16 Mayıs 2011 Pazartesi

Sosyalistlerin EDÖ Bloğunun Seçim Beyannamesindeki Konumu

Ferhan Umruk

Hatırlanacağı üzere, Emek Demokrasi ve Özgürlük Bloğu 17 siyasi parti ve grup tarafından oluşturularak 6 Nisan’da Selahattin Demirtaş tarafından kamuoyuna açıklandı. Bloğun seçim bildirgesi olarak okunan metin kısa ve öz olarak emekçilerin ve tüm ezilenlerin taleplerini dile getirmekteydi.

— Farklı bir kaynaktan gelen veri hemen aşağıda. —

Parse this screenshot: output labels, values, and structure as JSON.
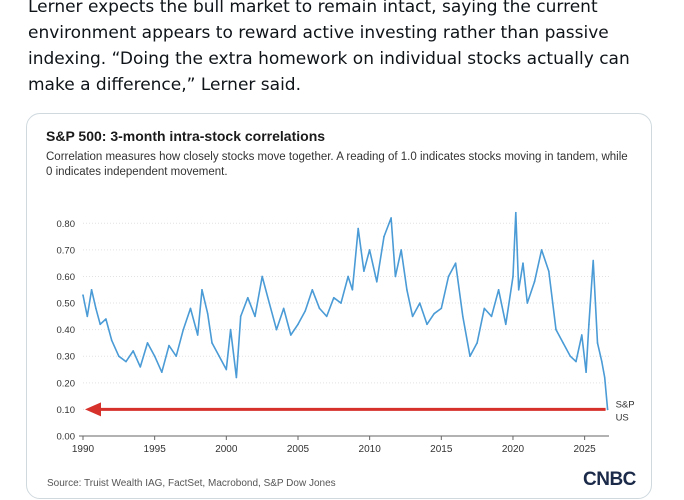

EDÖ’ ye daha sonra katılanlar veya ayrılanlar olmakla birlikte bloğu teşkil eden 17 bileşen dikkate alındığında BDP dışındaki 16 bileşenin hepsinin ‘Türk’ sosyalist hareketinin parti ve grupları olduğu görülmekteydi.

Yüzde 10 barajından ötürü 2007 seçimlerinde olduğu gibi bağımsız adaylarla seçimlere katılma kararı alan bloğun adayları açıklandığında beklentileri aşan olumlu bir etki dalgası yarattığı görüldü.
 Yüksek Seçim Kurulunun adeta darbe olarak değerlendirilebilecek teşebbüsü karşısında Kürt yoksullarının, gençlerinin muazzam direnişi bu hamleyi püskürterek YSK’nın aday vetosunu geri almasına sebep oldu.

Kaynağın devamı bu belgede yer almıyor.